Fat and stem cell injections have been getting a lot of attention lately and are seen by some specialists as the 'holy grale' to treat osteoarthritis. However, there is not much scientific data yet. We do know for sure that these stem cells are present around blood vessels, in bone marrow and in adipose tissue. Their number decreases with age. These stem cells are abundant in abdominal fat and can be harvested and activated there under local anesthesia. They are then injected back in their natural fat-rich solution into the knee (or another joint) to suppress local inflammation and help repair the lesions. More information can be found here. All the injections mentioned can therefore help to make a worn-out joint stronger and less painful. Each type of injection has its advantages and disadvantages. However, there is no refund for injections except with cortisone! Most frequent side effect for all injections is pain and swelling in response to the injection.
Shaving en Debridement
During keyhole surgery, the loose cartilage pieces are removed using a shaver. The edges of the cartilage injury are stabilized.

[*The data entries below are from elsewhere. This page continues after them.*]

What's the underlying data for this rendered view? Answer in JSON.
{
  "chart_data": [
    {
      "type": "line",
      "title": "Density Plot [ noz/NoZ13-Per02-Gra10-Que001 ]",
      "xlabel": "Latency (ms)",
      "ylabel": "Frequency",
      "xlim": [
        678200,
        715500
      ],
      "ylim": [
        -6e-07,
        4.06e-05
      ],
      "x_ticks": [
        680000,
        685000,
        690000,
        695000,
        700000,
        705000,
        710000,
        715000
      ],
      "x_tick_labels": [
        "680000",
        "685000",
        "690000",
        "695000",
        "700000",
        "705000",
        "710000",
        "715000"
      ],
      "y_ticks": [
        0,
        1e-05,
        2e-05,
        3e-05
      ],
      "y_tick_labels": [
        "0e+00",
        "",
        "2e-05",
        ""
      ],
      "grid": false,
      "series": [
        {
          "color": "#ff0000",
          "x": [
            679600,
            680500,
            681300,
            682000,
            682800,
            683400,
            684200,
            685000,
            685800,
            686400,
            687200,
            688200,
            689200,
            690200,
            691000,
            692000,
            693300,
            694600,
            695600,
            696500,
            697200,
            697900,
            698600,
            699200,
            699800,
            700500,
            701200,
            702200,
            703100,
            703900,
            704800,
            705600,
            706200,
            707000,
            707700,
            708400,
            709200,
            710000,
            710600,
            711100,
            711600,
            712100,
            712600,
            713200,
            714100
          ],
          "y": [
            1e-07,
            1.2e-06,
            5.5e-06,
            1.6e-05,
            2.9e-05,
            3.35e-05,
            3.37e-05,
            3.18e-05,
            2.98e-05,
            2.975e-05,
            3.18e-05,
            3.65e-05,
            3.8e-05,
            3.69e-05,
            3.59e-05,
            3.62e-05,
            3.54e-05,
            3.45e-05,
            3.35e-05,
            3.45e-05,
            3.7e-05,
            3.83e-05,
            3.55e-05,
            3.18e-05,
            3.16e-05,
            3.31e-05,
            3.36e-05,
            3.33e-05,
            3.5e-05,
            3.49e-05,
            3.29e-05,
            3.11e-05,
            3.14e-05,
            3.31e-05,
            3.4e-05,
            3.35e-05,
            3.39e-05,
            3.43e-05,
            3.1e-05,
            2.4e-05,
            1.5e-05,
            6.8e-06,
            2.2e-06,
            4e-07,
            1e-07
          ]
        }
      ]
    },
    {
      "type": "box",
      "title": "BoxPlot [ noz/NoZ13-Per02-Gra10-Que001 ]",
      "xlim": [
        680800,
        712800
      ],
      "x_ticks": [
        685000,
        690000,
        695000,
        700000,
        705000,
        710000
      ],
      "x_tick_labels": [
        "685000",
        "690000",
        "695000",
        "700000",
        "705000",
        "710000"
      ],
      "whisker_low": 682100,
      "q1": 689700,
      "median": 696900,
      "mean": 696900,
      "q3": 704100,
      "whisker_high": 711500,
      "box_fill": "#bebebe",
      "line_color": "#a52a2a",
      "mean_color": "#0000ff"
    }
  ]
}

Microfracture or Ice-picking
Microfracture or ice-picking: during exploratory surgery, small holes are made in the underlying bone with an ice-pick. When ice-picking, the bone marrow bubbles through the holes in the injury, allowing a blood clot with stem cells to fill the cartilage injury. These stem cells can then produce repair tissue. This technique is suitable for isolated cartilage injuries up to 1.5 square cm. A recent study has shown that adding certain gels and scaffolds can optimize healing after microfracture. These techniques are called Microfracture +
Autologous chondrocyte transplantation
In a first step, pieces of cartilage are removed during keyhole surgery (biopsy). These cartilage pieces are sent to the lab where the cells are cultured for about 10 weeks. In a second step, these cells are then implanted during an open procedure through a mini-incision. The cells are first seeded onto a collagen membrane that is sutured or adhered into the lesion. This technique is suitable for isolated cartilage lesions of 2-10 square cm. Unfortunately, this technique is no longer available in Belgium and Europe since June 2016!
Cartilage Scaffolds
For injuries in which both cartilage and bone are affected, an artificial cartilage membrane or scaffold can be implanted. This scaffold allows to restore both bone and cartilage through 1 operation. Scaffolds come in the form of plugs or foam.
Metal Implants
In case of focal lesions of the cartilage and subchondral bone, complex cartilaginous lesions or in slightly older patients, a non-biological solution can be opted for. The cartilage damage is covered with a metal implant that can be custom-made for the patient. This patient-specific technology is a powerful and robust solution and is well researched
Rehabilitation
Rehabilitation also plays a very important role in recovery and starts the day after surgery. With regard to rehabilitation, it is important to be well informed and guided. A full rehabilitation period can take up to a year. Sport is slowed down during the first year and up to 18 months after the procedure. Other precautions include wearing a brace for three months and an initial brace ban for two to four weeks.